Publié le 12 Mai 2013 par Anaïs BERNARD dans artiste, exposit

FRAC Franche-Comté (Salle Basse) - du 6 avril au 15 septembre 2013.

FRAC Franche-Comté (Salle Basse) - du 6 avril au 15 septembre 2013.

Test Pattern est un programme informatique qui convertit en temps réel les signaux, qu'ils soient sonores, comme c'est le cas ici, textuels ou visuels, en images de codes barres ou de données informaiques binaires constituées de 0 et de 1. L'installation est composée d'images projetées sur une surface au sol de 12m x 3m accompagnée d'un dispositif sonore.

 

La vitesse extrême des images en noir et blanc - des centaines de compositions par secondes - à l'effet quasi stroboscopique, donne à expérimenter les limites de la perception en référence aux tests de fonctionnement des appareils de diffusions (les " test pattern" sont aussi le nom donné aux mires qui permettent de tester les images des téléviseurs).

 

Ce projet, qui s'intègre dans la série datamatics, ensemble d'installations et de concerts, explore la capacité à percevoir les données informatiques qui pénètrent jour après jour notre quotidien. Les bases de données sont à la fois le sujet  des recherches de Ryoji Ikeda et son matérau de création. Par nature invisibles, l'artiste cherche à les capter pour nous les restituer à travers une expérience esthétique puissante et fascinante.

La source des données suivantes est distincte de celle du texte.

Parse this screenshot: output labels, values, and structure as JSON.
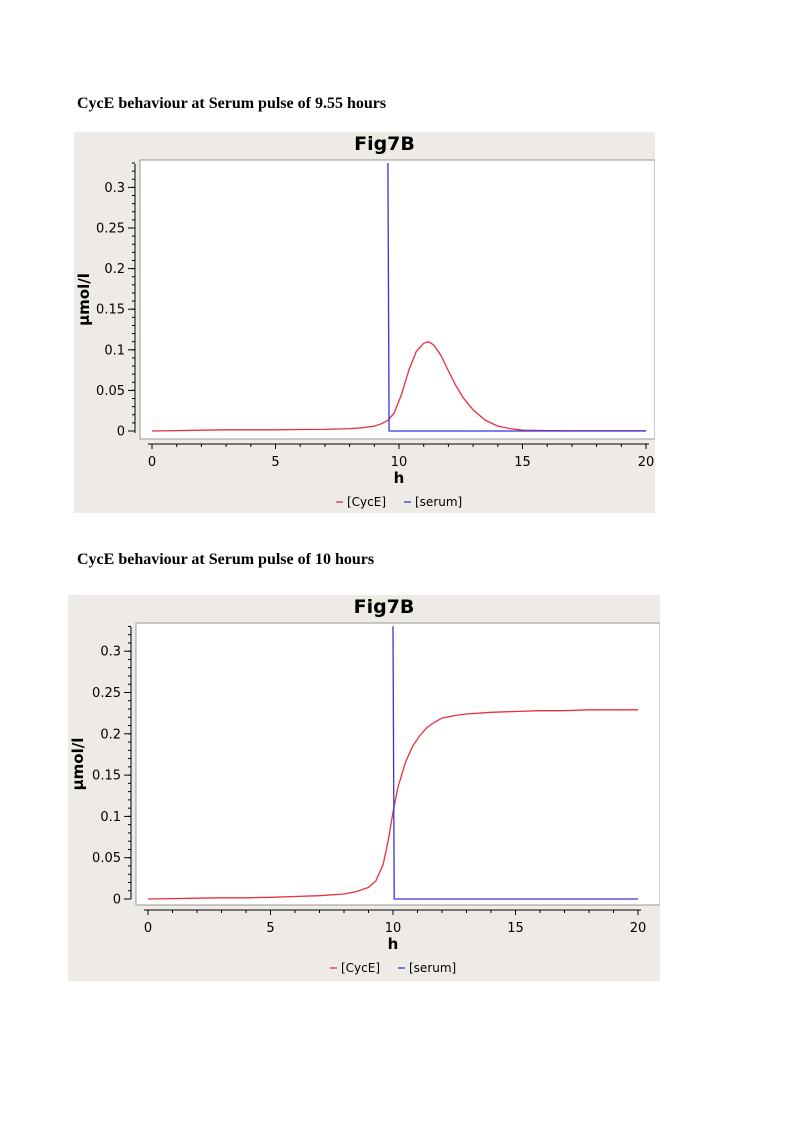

FRAC Franche-Comté (Salle Basse) - du 6 avril au 15 septembre 2013.FRAC Franche-Comté (Salle Basse) - du 6 avril au 15 septembre 2013.FRAC Franche-Comté (Salle Basse) - du 6 avril au 15 septembre 2013.

FRAC Franche-Comté (Salle Basse) - du 6 avril au 15 septembre 2013.

Pour le FRAC Franche-Comté et dans le cadre de son ouverture, la pièce est accompagnée exceptionnellement de sa version sous forme de concert-performance. Depuis 2008 en effet, l'artiste développe le projet Test Pattern à travers plusieurs angles: sortie d'un CD, création d'un concert audiovisuel et à ce jour quatrième version de l'installation Test Pattern, sans oublier la version monumentale présentée à Park Avenue Armory à New York en mai 2011. Infra-basses, sons purs et séquences quasi-bruitistes sont les ingrédients de ses compositions minimalistes, converties en direct en images vidéo.

Quelques photographies personnelles de ma rencontre à l'oeuvre, le 10 mai, au FRAC Franche-Comté, à Besançon.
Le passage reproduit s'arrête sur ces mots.